L’entreprise propose aussi que les fabricants de navigateurs comme Apple et Mozilla puissent changer leur moteur de recherche par défaut au moins tous les 12 mois. "Nous ne proposons pas ces changements à la légère, a promis la vice-présidente des affaires réglementaires, Lee-Anne Muholland, dans un article de blog. Nous pensons qu’ils répondent pleinement aux conclusions du tribunal, sans mettre en danger la confidentialité et la sécurité des Américains ni nuire à la position de leader technologique des États-Unis."
Au-delà de la vente de Chrome, le gouvernement a demandé la vente potentielle d’Android et l’interdiction pour Google de conclure des accords payants pour être le moteur de recherche par défaut sur les appareils. Il exige aussi que le géant partage ses données et résultats avec ses concurrents pendant dix ans, ou encore qu’il se sépare de tout produit d’intelligence artificielle qui pourrait concurrencer la recherche, afin d’empêcher l’entreprise de dominer cette technologie émergente.
En plus d’être bien plus souples, les mesures proposées par Google ne s’appliqueraient à lui-même que durant une période de trois ans. Le gouvernement lui, propose d’imposer des mesures restrictives à l’entreprise durant une décennie complète, pour rétablir l’équilibre et laisser aux autres entreprises le temps de le rattraper après cette longue période de monopole. Une demande du gouvernement qui, selon Google, "dépasse la conduite anticoncurrentielle constatée lors du procès". L’entreprise a cité une opinion de 1955 d’un tribunal fédéral affirmant que, même lorsqu’une entreprise était reconnue coupable d’avoir enfreint les lois antitrust, un tribunal n’avait pas "le droit de s’engager dans un programme général de contrôle complet des activités des défendeurs".
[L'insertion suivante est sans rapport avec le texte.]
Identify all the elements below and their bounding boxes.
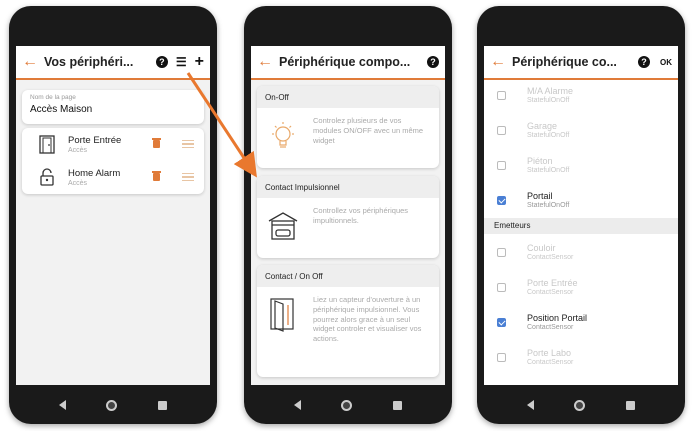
- page-name-value[interactable]: Accès Maison: [30, 104, 196, 115]
- android-nav-bar: [244, 386, 452, 424]
- help-icon[interactable]: ?: [638, 56, 650, 68]
- help-icon[interactable]: ?: [155, 56, 168, 68]
- list-item[interactable]: Porte Entrée Accès: [22, 128, 204, 160]
- garage-icon: [265, 206, 301, 246]
- padlock-icon: [34, 166, 60, 188]
- nav-recent-icon[interactable]: [392, 400, 402, 410]
- device-room: Accès: [68, 179, 88, 187]
- nav-back-icon[interactable]: [294, 400, 302, 410]
- device-name: Home Alarm: [68, 167, 121, 179]
- nav-recent-icon[interactable]: [157, 400, 167, 410]
- list-item[interactable]: Porte Labo ContactSensor: [484, 342, 678, 376]
- android-nav-bar: [9, 386, 217, 424]
- lightbulb-icon: [265, 116, 301, 156]
- option-description: Liez un capteur d'ouverture à un périphé…: [313, 295, 422, 343]
- list-item[interactable]: Piéton StatefulOnOff: [484, 150, 678, 184]
- list-item[interactable]: Porte Entrée ContactSensor: [484, 272, 678, 306]
- device-name: Couloir: [527, 243, 556, 253]
- device-checklist: M/A Alarme StatefulOnOff Garage Stateful…: [484, 80, 678, 385]
- device-name: Portail: [527, 191, 553, 201]
- nav-home-icon[interactable]: [106, 399, 118, 411]
- nav-home-icon[interactable]: [341, 399, 353, 411]
- list-item[interactable]: Portail StatefulOnOff: [484, 185, 678, 219]
- option-card-impulse[interactable]: Contact Impulsionnel Controllez vos péri…: [257, 176, 439, 258]
- checkbox-checked[interactable]: [497, 318, 506, 327]
- drag-handle-icon[interactable]: [182, 139, 194, 149]
- option-header: Contact Impulsionnel: [257, 176, 439, 198]
- device-type: ContactSensor: [527, 254, 574, 261]
- app-bar: ← Périphérique co... ? OK: [484, 46, 678, 80]
- device-name: Porte Entrée: [527, 278, 578, 288]
- phone-frame-2: ← Périphérique compo... ? On-Off Control…: [244, 6, 452, 424]
- screen-devices: ← Vos périphéri... ? ☰ + Nom de la page …: [16, 46, 210, 385]
- nav-recent-icon[interactable]: [625, 400, 635, 410]
- door-icon: [34, 133, 60, 155]
- checkbox[interactable]: [497, 248, 506, 257]
- list-item[interactable]: M/A Alarme StatefulOnOff: [484, 80, 678, 114]
- help-icon[interactable]: ?: [427, 56, 439, 68]
- device-type: ContactSensor: [527, 289, 574, 296]
- device-name: Position Portail: [527, 313, 588, 323]
- option-card-contact-onoff[interactable]: Contact / On Off Liez un capteur d'ouver…: [257, 265, 439, 377]
- group-header: Emetteurs: [484, 218, 678, 234]
- device-name: Porte Labo: [527, 348, 572, 358]
- back-arrow-icon[interactable]: ←: [22, 53, 44, 71]
- app-bar: ← Périphérique compo... ?: [251, 46, 445, 80]
- checkbox[interactable]: [497, 353, 506, 362]
- device-name: Garage: [527, 121, 558, 131]
- device-type: StatefulOnOff: [527, 167, 570, 174]
- device-type: ContactSensor: [527, 324, 574, 331]
- page-name-field[interactable]: Nom de la page Accès Maison: [22, 90, 204, 124]
- list-item[interactable]: Garage StatefulOnOff: [484, 115, 678, 149]
- nav-home-icon[interactable]: [574, 399, 586, 411]
- option-card-onoff[interactable]: On-Off Controlez plusieurs de vos module…: [257, 86, 439, 168]
- checkbox[interactable]: [497, 91, 506, 100]
- phone-frame-3: ← Périphérique co... ? OK M/A Alarme Sta…: [477, 6, 685, 424]
- drag-handle-icon[interactable]: [182, 172, 194, 182]
- nav-back-icon[interactable]: [59, 400, 67, 410]
- nav-back-icon[interactable]: [527, 400, 535, 410]
- page-title: Vos périphéri...: [44, 55, 134, 69]
- page-title: Périphérique compo...: [279, 55, 411, 69]
- list-icon[interactable]: ☰: [176, 56, 187, 68]
- checkbox[interactable]: [497, 126, 506, 135]
- device-type: StatefulOnOff: [527, 97, 570, 104]
- device-type: StatefulOnOff: [527, 202, 570, 209]
- ok-button[interactable]: OK: [660, 58, 672, 67]
- page-title: Périphérique co...: [512, 55, 617, 69]
- trash-icon[interactable]: [152, 171, 161, 181]
- device-type: ContactSensor: [527, 359, 574, 366]
- option-header: Contact / On Off: [257, 265, 439, 287]
- checkbox[interactable]: [497, 283, 506, 292]
- device-name: Porte Entrée: [68, 134, 122, 146]
- screen-composite-types: ← Périphérique compo... ? On-Off Control…: [251, 46, 445, 385]
- page-name-label: Nom de la page: [30, 94, 76, 101]
- device-room: Accès: [68, 146, 88, 154]
- list-item[interactable]: Position Portail ContactSensor: [484, 307, 678, 341]
- checkbox[interactable]: [497, 161, 506, 170]
- back-arrow-icon[interactable]: ←: [490, 53, 512, 71]
- option-description: Controllez vos périphériques impultionne…: [313, 206, 409, 225]
- device-name: M/A Alarme: [527, 86, 574, 96]
- back-arrow-icon[interactable]: ←: [257, 53, 279, 71]
- device-list: Porte Entrée Accès Home Alarm Accès: [22, 128, 204, 194]
- app-bar: ← Vos périphéri... ? ☰ +: [16, 46, 210, 80]
- device-type: StatefulOnOff: [527, 132, 570, 139]
- list-item[interactable]: Home Alarm Accès: [22, 161, 204, 193]
- option-header: On-Off: [257, 86, 439, 108]
- add-icon[interactable]: +: [195, 54, 204, 70]
- screen-device-selection: ← Périphérique co... ? OK M/A Alarme Sta…: [484, 46, 678, 385]
- device-name: Piéton: [527, 156, 553, 166]
- trash-icon[interactable]: [152, 138, 161, 148]
- option-description: Controlez plusieurs de vos modules ON/OF…: [313, 116, 424, 145]
- checkbox-checked[interactable]: [497, 196, 506, 205]
- door-sensor-icon: [265, 295, 301, 335]
- android-nav-bar: [477, 386, 685, 424]
- phone-frame-1: ← Vos périphéri... ? ☰ + Nom de la page …: [9, 6, 217, 424]
- list-item[interactable]: Couloir ContactSensor: [484, 237, 678, 271]
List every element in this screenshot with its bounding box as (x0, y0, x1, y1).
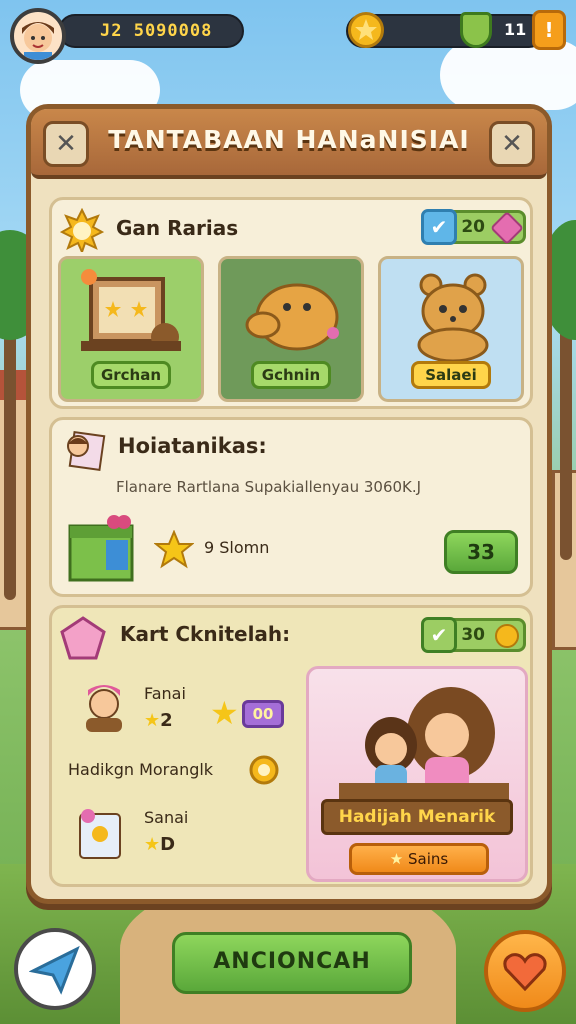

Peu importe sa décision finale concernant la cession forcée ou non de Chrome, il est très probable que Google fasse appel. "Rien dans ce jugement final ne devra interdire à Google d’accorder une rétribution à un fabricant d’appareils mobile ou à un opérateur, concernant tout produit ou service de Google", écrit le géant du numérique dans sa proposition. La suite pourrait aussi dépendre de Donald Trump, qui reviendra en janvier à la Maison-Blanche et aura le pouvoir de remplacer l’équipe du ministère de la Justice en charge du dossier.
Les efforts de Google pour repousser les demandes ambitieuses du gouvernement — les mesures correctives les plus significatives demandées dans une affaire de monopole technologique depuis que le ministère de la Justice a demandé de démanteler Microsoft en 2000 — pourraient établir un précédent pour une série d’autres affaires contestant la domination des géants de la tech.
Le ministère de la Justice a également poursuivi Apple, affirmant que l’entreprise rendait difficile pour les consommateurs de quitter son écosystème fermé de dispositifs et de logiciels. L’année prochaine, la Federal Trade Commission devrait aller en procès contre Meta, accusée d’avoir étouffé la concurrence en achetant Instagram et WhatsApp. L’agence a également intenté un procès contre Amazon, l’accusant de protéger illégalement un monopole dans le commerce de détail en ligne, et enquête sur la puissance de Microsoft dans l’informatique du Cloud et l’intelligence artificielle.